Fingerprint sensors have sought to replace password- and PIN-based authentication for years. The sensors are widely found in laptops, sometimes in payment terminals, and recently in several smartphones. The latest entrance to the field is Apple’s iPhone 5s. The sensors continue to fail their marketing claim of secure device unlocking.
Security level.
Using fingerprints as credentials for local user authentication has two shortcomings when compared to passwords:
A. Limited revocation. Once a fingerprint gets stolen, there is no way to change it. To offset this high compromise penalty, fingerprints would need to be very hard to steal. However:
B. Credential spread. Users leave copies of their fingerprints everywhere; including on the devices they protect. Fingerprints are not fit for secure local user authentication as long as spoofs (“fake fingers”) can be produced from these pervasive copies.
Fingerprint spoofs.
Spoofs have been produced time and time again from images of latent prints – even while camping – and most recently by Starbug from the CCC to overcome the protection of an iPhone 5s.
Other current devices with touch and swipe sensors are equally duped by spoofs. This video shows how an iPhone 4s-taken photo results in a fingerprint-spoof that unlocks a Thinkpad laptop, a Fujitsu smartphone, and an iPhone 5s:
ID theft risk.
The iPhone 5s’s fingerprint sensor does not only appear to provide no additional protection, its use even undermines other security mechanisms. This video demonstrates how other flaws in iOS and iCloud are exposed that – when combined with Touch ID’s vulnerability to fingerprint spoofing – allow for online identity theft:
Remote authentication.
Fingerprint sensors still have a strong protection proposition: To provide a second (and third) authentication factor in remotely-executed transactions, such as authorizing money transfers. Modern fingerprint sensors can compare templates and scans on-chip – that is: protected from malware on the device – and conduct a strong cryptographic authentication to a web service. Industry seems to be determined to standardize such transactions.
An attacker would need to get access to three credentials: the banking password, the fingerprint sensor that stores an authentication certificate, and a spoof of the fingerprint that activates this certificate. For the most common miscreant, remote attackers, the latter two should be out of reach.
Evolution path.
Defeating local attackers is still of value even when the fingerprint only provides an additional authentication factor.
The iPhone 5s already moved slightly beyond the capabilities of earlier touch sensors: It provides a higher resolution image and – as far as initial experiments can tell – uses this higher resolution to match based on finer structures:
Even these finer structures can be spoofed, for example based on an equally high resolution smartphone camera image, showing that some defense strategies only improve at the pace of the corresponding attack technique.
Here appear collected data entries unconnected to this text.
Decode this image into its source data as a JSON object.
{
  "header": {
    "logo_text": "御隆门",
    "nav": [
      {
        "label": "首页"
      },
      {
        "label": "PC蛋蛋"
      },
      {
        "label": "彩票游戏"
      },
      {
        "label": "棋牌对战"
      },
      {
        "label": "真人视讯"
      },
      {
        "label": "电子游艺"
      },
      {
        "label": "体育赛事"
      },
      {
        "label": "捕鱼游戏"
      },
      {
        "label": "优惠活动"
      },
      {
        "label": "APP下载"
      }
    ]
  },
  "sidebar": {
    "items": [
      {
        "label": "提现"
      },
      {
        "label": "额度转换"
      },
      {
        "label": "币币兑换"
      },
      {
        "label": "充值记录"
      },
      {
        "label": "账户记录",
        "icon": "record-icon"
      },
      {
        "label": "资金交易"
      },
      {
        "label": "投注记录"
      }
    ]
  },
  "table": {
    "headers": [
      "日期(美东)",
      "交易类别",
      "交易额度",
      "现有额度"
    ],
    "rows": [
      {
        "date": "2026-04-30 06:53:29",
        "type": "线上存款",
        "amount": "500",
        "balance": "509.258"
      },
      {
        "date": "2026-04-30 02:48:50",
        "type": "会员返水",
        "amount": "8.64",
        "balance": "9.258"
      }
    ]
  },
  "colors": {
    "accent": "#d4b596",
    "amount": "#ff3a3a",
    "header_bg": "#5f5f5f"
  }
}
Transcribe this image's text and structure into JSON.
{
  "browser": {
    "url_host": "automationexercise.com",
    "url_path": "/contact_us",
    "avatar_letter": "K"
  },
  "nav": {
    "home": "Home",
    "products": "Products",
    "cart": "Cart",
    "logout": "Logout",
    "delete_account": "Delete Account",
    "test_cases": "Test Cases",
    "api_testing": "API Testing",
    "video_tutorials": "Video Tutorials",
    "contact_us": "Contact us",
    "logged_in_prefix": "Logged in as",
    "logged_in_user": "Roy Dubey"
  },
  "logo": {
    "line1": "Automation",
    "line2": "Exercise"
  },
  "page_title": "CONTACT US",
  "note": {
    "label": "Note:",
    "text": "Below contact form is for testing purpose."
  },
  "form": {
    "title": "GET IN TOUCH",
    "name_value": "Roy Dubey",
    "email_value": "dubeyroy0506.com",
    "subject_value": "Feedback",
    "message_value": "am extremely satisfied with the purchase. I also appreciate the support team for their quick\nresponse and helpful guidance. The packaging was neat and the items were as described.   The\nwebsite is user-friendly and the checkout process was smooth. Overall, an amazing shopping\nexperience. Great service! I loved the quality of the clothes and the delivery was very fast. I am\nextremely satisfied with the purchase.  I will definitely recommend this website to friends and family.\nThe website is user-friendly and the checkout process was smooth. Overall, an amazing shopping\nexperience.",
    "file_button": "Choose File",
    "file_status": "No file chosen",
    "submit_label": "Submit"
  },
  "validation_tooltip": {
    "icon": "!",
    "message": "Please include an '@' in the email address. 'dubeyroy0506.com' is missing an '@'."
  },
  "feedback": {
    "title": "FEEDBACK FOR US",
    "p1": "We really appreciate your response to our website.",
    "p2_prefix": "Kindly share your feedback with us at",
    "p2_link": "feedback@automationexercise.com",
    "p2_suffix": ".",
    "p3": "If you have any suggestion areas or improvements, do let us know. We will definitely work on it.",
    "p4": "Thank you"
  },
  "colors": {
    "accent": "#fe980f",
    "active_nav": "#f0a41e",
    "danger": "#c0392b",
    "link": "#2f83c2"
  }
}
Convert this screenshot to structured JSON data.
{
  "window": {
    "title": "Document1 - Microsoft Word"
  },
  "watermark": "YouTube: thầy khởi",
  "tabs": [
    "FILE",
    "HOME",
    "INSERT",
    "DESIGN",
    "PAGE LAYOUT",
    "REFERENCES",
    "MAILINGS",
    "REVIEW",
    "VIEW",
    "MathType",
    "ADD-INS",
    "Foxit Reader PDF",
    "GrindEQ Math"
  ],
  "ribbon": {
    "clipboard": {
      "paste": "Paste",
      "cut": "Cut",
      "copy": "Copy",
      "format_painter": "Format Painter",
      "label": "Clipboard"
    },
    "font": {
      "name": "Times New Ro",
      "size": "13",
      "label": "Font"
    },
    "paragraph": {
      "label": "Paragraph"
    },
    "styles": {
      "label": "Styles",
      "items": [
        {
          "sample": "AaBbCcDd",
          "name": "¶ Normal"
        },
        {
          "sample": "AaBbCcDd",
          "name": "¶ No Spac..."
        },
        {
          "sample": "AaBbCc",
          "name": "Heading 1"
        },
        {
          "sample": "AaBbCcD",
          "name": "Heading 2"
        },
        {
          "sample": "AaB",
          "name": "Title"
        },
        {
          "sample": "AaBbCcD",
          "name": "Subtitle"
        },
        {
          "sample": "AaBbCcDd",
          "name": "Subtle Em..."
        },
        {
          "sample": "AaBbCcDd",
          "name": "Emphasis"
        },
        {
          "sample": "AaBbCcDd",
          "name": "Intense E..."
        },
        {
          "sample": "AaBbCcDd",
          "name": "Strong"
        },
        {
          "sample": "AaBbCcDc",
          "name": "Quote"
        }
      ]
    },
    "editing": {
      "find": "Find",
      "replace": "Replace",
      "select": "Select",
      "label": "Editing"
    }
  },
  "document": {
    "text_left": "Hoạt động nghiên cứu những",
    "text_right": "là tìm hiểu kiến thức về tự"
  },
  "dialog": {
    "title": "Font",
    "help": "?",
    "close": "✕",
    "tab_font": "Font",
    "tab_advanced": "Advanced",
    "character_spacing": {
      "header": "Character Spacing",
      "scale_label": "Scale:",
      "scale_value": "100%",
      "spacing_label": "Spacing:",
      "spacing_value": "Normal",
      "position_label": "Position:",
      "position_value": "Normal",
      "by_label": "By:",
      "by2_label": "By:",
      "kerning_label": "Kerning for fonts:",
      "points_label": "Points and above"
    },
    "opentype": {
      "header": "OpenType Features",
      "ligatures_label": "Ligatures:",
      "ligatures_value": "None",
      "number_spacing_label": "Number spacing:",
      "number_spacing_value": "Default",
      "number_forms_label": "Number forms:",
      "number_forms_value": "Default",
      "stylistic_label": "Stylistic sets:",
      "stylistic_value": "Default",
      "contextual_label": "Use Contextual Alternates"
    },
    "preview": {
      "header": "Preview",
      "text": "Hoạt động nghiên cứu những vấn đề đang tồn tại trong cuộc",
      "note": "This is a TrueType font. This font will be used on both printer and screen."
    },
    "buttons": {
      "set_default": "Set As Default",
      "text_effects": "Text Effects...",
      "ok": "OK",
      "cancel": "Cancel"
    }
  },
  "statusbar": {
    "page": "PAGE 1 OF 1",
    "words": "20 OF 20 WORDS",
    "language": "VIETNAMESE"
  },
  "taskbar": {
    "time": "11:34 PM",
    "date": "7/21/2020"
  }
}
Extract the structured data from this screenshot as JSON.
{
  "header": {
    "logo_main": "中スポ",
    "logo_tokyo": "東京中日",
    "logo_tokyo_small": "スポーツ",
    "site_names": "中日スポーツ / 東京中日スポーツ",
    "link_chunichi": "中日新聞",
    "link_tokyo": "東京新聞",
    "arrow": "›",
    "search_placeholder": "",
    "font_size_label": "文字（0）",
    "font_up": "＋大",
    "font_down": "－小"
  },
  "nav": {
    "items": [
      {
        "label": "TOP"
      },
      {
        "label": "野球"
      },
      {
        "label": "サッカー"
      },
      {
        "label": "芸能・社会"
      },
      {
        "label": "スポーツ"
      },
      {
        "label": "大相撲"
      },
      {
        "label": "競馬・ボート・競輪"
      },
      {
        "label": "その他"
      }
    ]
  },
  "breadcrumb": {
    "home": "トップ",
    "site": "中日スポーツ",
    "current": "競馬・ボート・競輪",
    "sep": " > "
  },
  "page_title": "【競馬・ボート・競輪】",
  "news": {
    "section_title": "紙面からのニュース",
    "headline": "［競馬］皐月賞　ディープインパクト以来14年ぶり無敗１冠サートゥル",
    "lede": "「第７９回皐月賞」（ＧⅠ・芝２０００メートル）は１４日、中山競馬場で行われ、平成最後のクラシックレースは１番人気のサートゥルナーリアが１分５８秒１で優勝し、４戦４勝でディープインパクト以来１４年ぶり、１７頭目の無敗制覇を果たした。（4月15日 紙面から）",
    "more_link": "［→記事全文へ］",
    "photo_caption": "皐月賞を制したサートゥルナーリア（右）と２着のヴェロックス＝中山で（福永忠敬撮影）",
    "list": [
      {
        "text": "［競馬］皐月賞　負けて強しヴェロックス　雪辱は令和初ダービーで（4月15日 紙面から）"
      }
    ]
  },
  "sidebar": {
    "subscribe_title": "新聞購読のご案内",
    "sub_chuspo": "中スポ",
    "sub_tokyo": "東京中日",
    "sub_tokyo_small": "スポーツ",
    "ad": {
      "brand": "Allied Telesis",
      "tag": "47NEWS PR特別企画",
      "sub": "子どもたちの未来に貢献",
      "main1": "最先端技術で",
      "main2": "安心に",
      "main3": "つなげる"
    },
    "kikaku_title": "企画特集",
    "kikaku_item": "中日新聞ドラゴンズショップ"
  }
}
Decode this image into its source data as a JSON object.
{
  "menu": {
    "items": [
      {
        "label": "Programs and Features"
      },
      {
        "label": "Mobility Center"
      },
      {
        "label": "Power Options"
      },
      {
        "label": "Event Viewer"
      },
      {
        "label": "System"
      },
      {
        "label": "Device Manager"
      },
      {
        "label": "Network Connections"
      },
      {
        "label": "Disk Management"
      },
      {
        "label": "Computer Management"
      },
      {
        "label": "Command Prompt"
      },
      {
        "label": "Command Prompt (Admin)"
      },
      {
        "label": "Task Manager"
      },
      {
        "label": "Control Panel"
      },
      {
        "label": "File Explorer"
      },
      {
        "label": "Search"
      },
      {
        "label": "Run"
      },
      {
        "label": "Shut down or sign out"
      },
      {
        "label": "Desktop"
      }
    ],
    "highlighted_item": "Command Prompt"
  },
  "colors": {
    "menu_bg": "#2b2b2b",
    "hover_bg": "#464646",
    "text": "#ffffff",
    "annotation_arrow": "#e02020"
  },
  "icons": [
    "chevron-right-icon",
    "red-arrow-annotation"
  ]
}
Fingerprint spoof prevention would better be based on intrinsic errors in the spoof-creation process or on fingerprint features not present in latent prints (and become much harder to steal). Examples of such spoof-detection features are air bubbles contained in the glue often used for spoofs (white dots in left image) and minute details that are visible through a fingerprint sensor but not in a latent print (black dots in right image).
Even by just comparing the density of white vs. black dots, sensors would challenge hackers to improve their spoofing techniques. The iPhone 5s, on the other hand, was defeated by techniques widely published years ago.